When asked to explain the need for such an initiative, Kimberly Alboum, director of Shelter Outreach and Policy Engagement with HSUS, stated, “There are still many shelters that are overwhelmed and want to change, but need outside support, both in the form of funding and guidance, to help animals in their community in the most effective way possible.” Alboum went on to note, “We’re very excited that we and our placement partners will be giving shelters that want to improve the opportunity and, most importantly, the support necessary to do so.”

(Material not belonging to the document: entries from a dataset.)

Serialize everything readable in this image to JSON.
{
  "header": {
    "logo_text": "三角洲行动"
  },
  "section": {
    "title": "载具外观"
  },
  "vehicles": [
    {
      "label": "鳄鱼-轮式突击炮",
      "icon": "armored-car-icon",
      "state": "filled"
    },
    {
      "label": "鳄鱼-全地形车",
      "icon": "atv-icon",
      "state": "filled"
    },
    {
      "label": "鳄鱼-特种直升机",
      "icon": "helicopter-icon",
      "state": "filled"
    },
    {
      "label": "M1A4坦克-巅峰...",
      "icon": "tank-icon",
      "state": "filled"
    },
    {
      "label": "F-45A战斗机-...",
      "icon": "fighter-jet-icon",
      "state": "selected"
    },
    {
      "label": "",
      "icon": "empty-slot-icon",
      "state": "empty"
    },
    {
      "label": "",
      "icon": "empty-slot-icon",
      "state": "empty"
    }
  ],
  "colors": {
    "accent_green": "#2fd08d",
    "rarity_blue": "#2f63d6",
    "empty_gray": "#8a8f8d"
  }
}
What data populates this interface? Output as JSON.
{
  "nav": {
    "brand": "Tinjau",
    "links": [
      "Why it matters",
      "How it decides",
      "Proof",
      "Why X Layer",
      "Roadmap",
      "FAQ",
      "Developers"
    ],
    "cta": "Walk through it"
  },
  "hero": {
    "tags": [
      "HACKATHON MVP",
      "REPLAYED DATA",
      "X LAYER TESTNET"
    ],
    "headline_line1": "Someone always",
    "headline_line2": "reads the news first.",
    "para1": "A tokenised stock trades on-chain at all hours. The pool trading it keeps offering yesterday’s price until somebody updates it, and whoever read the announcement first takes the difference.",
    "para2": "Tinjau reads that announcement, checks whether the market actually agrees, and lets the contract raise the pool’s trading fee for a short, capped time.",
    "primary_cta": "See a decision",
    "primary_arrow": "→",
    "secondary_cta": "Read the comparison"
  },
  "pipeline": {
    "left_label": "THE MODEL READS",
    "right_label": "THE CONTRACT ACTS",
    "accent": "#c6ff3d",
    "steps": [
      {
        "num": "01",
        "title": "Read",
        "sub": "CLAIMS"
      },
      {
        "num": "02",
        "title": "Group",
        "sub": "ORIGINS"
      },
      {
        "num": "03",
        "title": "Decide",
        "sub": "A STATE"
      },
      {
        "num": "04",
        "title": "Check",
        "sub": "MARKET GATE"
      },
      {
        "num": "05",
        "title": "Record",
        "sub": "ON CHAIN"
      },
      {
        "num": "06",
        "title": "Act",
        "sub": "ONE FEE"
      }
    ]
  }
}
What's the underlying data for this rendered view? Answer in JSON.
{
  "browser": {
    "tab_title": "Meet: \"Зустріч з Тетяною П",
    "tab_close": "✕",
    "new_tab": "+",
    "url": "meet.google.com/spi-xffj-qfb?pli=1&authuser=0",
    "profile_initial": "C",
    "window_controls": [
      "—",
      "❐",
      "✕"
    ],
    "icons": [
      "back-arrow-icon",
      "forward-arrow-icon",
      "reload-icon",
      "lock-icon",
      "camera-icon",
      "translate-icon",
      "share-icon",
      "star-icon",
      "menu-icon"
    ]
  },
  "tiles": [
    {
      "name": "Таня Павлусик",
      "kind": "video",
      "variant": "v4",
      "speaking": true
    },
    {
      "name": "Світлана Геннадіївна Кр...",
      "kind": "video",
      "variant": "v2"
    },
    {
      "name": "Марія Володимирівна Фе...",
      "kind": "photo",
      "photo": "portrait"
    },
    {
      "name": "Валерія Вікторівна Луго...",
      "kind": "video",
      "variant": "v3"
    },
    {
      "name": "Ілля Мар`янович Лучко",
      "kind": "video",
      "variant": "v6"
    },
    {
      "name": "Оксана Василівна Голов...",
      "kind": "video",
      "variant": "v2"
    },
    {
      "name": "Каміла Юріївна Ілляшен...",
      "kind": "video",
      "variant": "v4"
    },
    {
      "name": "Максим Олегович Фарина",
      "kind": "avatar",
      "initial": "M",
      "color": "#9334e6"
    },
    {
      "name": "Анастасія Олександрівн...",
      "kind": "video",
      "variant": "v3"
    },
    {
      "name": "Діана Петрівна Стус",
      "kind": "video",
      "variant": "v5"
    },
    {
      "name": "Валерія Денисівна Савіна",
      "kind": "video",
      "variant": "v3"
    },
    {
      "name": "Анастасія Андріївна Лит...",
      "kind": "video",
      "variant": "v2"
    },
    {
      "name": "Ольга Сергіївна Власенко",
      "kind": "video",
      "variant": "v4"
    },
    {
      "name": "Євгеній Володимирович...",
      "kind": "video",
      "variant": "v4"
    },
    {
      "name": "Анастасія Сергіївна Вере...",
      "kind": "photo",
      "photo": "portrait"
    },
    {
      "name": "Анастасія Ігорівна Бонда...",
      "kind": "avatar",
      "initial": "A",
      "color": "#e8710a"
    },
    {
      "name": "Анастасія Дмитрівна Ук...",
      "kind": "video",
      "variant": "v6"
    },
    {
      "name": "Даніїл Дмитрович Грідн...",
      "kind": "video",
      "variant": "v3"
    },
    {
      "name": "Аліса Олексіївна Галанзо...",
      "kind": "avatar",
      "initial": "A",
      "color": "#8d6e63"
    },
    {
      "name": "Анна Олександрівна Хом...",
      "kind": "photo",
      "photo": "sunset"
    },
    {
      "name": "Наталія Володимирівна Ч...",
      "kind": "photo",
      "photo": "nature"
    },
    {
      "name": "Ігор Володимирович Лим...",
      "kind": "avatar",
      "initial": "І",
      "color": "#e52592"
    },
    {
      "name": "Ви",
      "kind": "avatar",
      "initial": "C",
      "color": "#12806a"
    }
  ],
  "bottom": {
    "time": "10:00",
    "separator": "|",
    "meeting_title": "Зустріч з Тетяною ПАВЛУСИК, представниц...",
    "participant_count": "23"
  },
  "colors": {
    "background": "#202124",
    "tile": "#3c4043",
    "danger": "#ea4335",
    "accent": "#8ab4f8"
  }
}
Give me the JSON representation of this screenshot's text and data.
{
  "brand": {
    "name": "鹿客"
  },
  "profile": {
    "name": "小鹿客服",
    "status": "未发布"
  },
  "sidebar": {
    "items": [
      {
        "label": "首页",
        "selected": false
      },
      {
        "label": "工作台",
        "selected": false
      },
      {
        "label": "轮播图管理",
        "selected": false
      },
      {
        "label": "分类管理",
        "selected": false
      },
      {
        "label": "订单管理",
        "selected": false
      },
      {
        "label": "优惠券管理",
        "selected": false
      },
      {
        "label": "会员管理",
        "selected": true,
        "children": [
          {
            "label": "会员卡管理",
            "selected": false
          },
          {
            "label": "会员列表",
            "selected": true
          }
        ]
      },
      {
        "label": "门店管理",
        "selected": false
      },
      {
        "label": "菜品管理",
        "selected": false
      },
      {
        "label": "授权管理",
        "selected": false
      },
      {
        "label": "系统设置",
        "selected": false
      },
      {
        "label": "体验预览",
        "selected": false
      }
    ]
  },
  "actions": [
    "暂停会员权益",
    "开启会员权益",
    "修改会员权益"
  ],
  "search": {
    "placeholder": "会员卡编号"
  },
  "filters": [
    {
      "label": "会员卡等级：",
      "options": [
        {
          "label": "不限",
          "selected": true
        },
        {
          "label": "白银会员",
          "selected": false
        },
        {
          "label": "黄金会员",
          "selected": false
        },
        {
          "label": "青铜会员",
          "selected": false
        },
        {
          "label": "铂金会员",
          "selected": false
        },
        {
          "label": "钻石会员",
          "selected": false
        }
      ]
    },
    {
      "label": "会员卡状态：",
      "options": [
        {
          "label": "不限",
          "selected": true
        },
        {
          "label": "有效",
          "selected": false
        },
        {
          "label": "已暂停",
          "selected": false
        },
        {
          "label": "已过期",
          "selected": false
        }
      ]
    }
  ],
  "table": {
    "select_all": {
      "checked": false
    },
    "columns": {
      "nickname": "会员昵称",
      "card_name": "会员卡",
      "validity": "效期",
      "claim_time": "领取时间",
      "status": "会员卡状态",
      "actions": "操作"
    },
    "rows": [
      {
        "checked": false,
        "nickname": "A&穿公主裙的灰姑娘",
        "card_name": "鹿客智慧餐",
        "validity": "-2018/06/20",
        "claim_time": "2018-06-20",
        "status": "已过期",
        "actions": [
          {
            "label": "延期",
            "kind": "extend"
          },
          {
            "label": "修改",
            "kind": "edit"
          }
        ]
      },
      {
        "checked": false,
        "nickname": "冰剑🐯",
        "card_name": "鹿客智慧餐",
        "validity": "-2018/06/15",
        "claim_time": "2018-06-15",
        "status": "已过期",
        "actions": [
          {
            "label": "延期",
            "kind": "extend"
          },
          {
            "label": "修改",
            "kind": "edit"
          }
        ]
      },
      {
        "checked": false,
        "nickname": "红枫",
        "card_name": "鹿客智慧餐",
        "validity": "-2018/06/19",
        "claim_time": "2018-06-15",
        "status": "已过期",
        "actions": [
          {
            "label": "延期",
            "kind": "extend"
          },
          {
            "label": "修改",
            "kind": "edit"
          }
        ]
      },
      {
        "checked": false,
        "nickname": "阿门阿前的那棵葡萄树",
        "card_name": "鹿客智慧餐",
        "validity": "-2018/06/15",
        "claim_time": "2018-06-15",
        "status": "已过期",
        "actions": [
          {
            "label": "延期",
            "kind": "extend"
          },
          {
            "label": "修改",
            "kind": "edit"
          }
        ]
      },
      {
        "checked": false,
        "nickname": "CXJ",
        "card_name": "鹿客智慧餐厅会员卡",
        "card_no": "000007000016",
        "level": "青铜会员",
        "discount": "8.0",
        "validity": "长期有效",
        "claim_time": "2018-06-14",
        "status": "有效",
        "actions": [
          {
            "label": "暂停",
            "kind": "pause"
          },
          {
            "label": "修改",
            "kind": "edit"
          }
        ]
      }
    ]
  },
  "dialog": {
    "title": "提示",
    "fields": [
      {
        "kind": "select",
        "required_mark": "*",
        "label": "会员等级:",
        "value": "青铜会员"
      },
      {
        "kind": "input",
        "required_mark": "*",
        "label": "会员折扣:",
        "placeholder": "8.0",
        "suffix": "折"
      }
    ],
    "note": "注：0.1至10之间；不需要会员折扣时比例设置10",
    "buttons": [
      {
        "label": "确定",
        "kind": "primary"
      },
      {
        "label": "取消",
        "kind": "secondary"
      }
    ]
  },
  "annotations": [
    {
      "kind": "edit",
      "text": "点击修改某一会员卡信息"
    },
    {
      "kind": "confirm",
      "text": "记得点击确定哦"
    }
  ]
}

The WCHS, located in Bowling Green, is a private, non-profit, managed admission shelter providing care for homeless and abused pets and investigating cruelty complaints in Wood County. The organization receives no funding from the United Way, or national humane organizations, instead relying on earned revenue and the generosity of individual donors and businesses to fund our programs such as Safe Haven and food assistance programs, spay/neuter transport, and educational presentations. The WCHS provides care for hundreds of animals each year—from dogs and cats, to horses, goats, and pocket pets. All animals admitted into our adoption program are housed and cared for as long as it takes to find their fur-ever home. For more information on adopting and/or volunteering, see: http://www.woodcountyhumanesociety.org.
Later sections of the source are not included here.